Asian pensions and sovereign wealth funds’ allocations to real assets increased sharply last year, with a strong push into property forecast for this year, notes Principal Global Investors.
According to the US asset manager's annual global survey of 700 institutional investors with a combined $27 trillion in AUM, 43% of global pensions are invested in real assets now, from 5% a decade ago, and this is forecast to surge to 55% by the end of this year.
Although the survey did not break out regional numbers, Andrea Muller, Asia CEO of Principal Global Investors, says that the shift towards real assets, including real estate and infrastructure, is significant amongst Asian pensions, sovereign wealth funds and government pensions.
“The most interesting phenomenon is the shift into real estate, and we’re clearly seeing this from Asian investors,” Muller tells AsianInvestor.
Malaysia’s Employees Provident Fund (EPF) saw its income from real estate and infrastructure shoot up over 200% to RM227.19 million ($72.5 million) in the first quarter this year, a period when it allocated $1.3 billion to real estate, equities and bonds.
Other notable property investors are EPF in Thailand, the Hong Kong Monetary Authority, and dozens of Korean, Chinese and Singaporean pension funds.
Similarly, wealthy individuals in Asia are also buying property, mostly in Europe and the US. “Asian investors view real estate assets in the West as undervalued, there have been significant investments in projects in the US and Europe,” says Muller, pointing to investment in commercial real estate, debt, Reits and commercial mortgage-backed securities.
“Real estate will remain attractive [for Asian institutions],” Muller says, noting that the third round of quantitative easing in the US “seems to have caused a real snap back in the housing market”. However, it's unclear what would happen if the US Fed “stops subsidising bond-buying”.
“Is there enough growth so that housing market [rebound in the US] will continue?

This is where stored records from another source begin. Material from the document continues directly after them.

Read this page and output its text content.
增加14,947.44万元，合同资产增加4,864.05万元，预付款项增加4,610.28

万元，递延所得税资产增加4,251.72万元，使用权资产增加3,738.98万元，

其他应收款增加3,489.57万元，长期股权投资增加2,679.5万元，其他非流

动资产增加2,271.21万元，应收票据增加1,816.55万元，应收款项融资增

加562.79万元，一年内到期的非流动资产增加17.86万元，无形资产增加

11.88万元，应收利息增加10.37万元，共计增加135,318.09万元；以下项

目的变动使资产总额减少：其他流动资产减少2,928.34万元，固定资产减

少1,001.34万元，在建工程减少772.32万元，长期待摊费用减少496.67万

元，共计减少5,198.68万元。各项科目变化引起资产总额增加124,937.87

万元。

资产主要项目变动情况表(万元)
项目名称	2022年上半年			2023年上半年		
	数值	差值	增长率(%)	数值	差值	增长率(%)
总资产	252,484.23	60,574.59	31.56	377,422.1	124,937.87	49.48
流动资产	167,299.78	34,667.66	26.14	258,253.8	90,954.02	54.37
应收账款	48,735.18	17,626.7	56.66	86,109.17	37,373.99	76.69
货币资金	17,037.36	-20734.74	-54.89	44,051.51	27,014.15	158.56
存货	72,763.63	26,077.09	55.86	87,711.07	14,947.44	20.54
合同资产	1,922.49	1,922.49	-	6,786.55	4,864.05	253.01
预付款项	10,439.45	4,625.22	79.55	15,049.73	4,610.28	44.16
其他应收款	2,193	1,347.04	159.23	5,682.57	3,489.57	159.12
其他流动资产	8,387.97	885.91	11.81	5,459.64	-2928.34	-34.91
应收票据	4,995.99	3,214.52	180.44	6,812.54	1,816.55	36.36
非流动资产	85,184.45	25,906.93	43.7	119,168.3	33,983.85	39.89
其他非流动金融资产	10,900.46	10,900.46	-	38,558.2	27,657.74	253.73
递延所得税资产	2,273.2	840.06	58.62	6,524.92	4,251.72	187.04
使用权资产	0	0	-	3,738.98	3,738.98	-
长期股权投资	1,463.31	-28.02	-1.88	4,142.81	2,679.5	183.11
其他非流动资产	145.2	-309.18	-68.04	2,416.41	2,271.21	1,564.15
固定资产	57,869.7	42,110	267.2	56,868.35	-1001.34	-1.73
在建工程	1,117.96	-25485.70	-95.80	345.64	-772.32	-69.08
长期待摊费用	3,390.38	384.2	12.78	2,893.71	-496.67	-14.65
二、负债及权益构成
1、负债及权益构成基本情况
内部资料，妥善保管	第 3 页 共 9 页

Or as interest rates rise, will the housing market slow? There is some uncertainty there,” she adds. “But we think real assets will continue to be attractive going forward.”
The survey also outlined how risk appetite amongst Asian retail investors continues to evolve. US and European pension funds lost significant amounts of cash in the last financial crisis and have since taken a more cautious approach, leading to an uptick in demand for income-focused funds, the survey finds.
However, Asian pension plans face a different situation. The growing size of local pensions and sovereign wealth funds means they can't continue to invest in their home countries.
“They’re being forced to diversify and forced to go into riskier assets,” Muller says. In addition to real estate, Asian investors are eying global equities, emerging market equities, emerging market government bonds and alternative credit strategies.
But scepticism over emerging markets is growing. Two years ago, investors piled into developing nations, but now the more common question is whether they should continue to be overweight emerging markets, suggests Muller.
While some emerging markets, notably Brazil, Russia and South Africa, were hit by falling commodity prices last year, Asian emerging markets fared better, she points out.
PGI is also noticeably upbeat about China, albeit amid expected volatility. Similarly sovereign wealth funds and government pension funds that have received qualified foreign institutional investor (QFII) quotas are prepared to stomach the volatility as they see China as a long-term growth story.
PGI is a subsidiary of Des Moines, Iowa-based Principal Finance Group. Total AUM is $292.4 billion, with between $10-12 billion invested in Asia.